Je n'ai pas attaché une importance particulière à tout cet épisode, parce qu'il se réduit à des négligences de diverse nature ; il n'a d'ailleurs pas eu d'influence notable sur le cours des opérations de la 3e armée. Pourtant ,je ne cacherai pas combien j'ai trouvé étrange de n'avoir pas reçu un mot d'explication ou d'excuse au sujet de l'ouverture du feu par l'artillerie de la 2e D. I. G. malgré le danger auquel se trouvaient exposées les troupes saxonnes. Quel beau tapage on aurait fait si - les rôles étant renversés - l'artillerie saxonne avait ouvert le feu sur Reims occupé par des troupes de la Garde !

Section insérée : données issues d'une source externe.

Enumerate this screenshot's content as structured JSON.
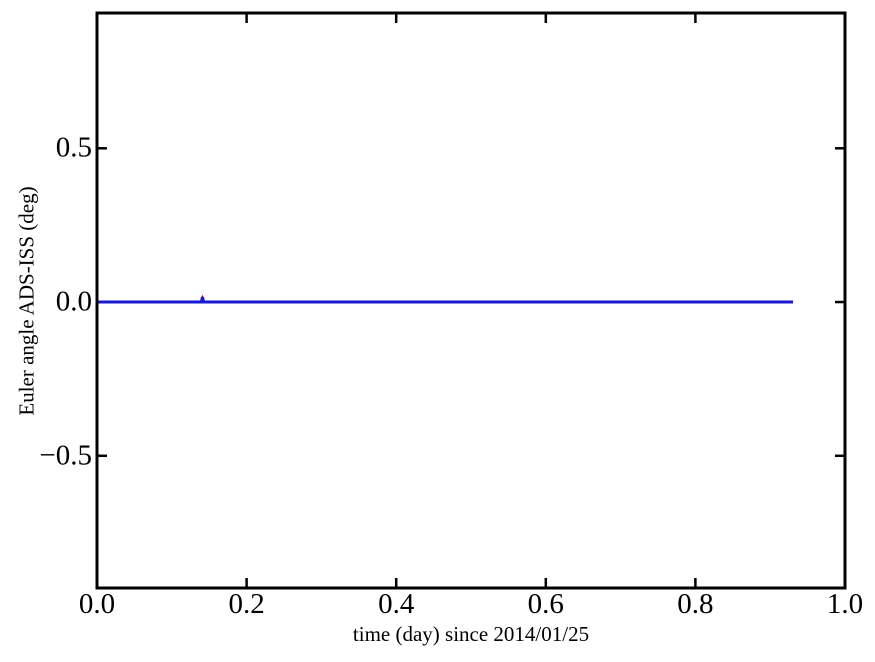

Arrivé à la fin de ce chapitre, si je ,jette un coup d'œil d'ensemble sur les opérations effectuées entre l'Aisne et la Marne, je crois pouvoir exprimer, sans forfanterie, la conviction que la 3e armée, malgré bien des obstacles, a manœuvré convenablement et victorieusement et, dans la direction prescrite, avec toute la force dont elle disposait, dans le cadre de l'ensemble et selon les vues du G. Q. G. qui ont été parfois devancées. Mais combien plus décisif le succès eût-il encore été si j'avais eu à ma disposition le XIe C. A., la 24e D. R. et aussi une division de cavalerie. Une telle cavalerie d'armée agissant devant le front m'aurait procuré des vues étendues sur la situation de l'adversaire et aurait permis d'arrêter, en les gagnant de vitesse, une partie des forces ennemies en retraite et de détruire des nœuds de chemins de fer. Certainement aussi un surcroît de 3 divisions d'infanterie aurait augmenté la puissance de choc de la 3e armée au point de lui permettre de réduire rapidement par des attaques de front la résistance des arrière-gardes françaises et de contrarier ainsi efficacement la retraite des troupes ennemies.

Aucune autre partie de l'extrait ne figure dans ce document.